October 26, 2015

Entanglement at heart of 'two-for-one' fission in next-generation solar cells

Pentacene molecules convert a single photon into two molecular excitations
via the quantum mechanics of singlet fission
Credit: Lawrence W Chin, David Turban and Alex W Chin

(October 26, 2015)  The mechanism behind a process known as singlet fission, which could drive the development of highly efficient solar cells, has been directly observed by researchers for the first time.

An international team of scientists have observed how a mysterious quantum phenomenon in organic molecules takes place in real time, which could aid in the development of highly efficient solar cells.

The researchers, led by the University of Cambridge, used ultrafast laser pulses to observe how a single particle of light, or photon, can be converted into two energetically excited particles, known as spin-triplet excitons, through a process called singlet fission. If singlet fission can be controlled, it could enable solar cells to double the amount of electrical current that can be extracted.

In conventional semiconductors such as silicon, when one photon is absorbed it leads to the formation of one free electron that can be harvested as electrical current. However certain materials undergo singlet fission instead, where the absorption of a photon leads to the formation of two spin-triplet excitons.
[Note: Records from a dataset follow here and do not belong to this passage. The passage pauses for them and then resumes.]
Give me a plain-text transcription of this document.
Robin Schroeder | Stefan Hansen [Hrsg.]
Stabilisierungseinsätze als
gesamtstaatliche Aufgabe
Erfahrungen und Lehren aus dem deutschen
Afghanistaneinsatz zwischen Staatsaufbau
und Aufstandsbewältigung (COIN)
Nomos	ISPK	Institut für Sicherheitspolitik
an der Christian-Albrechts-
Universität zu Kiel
Working with researchers from the Netherlands, Germany and Sweden, the Cambridge team confirmed that this ‘two-for-one’ transformation involves an elusive intermediate state in which the two triplet excitons are ‘entangled’, a feature of quantum theory that causes the properties of each exciton to be intrinsically linked to that of its partner.

By shining ultrafast laser pulses – just a few quadrillionths of a second – on a sample of pentacene, an organic material which undergoes singlet fission, the researchers were able to directly observe this entangled state for the first time, and showed how molecular vibrations make it both detectable and drive its creation through quantum dynamics. The results are reported today (26 October) in the journal Nature Chemistry.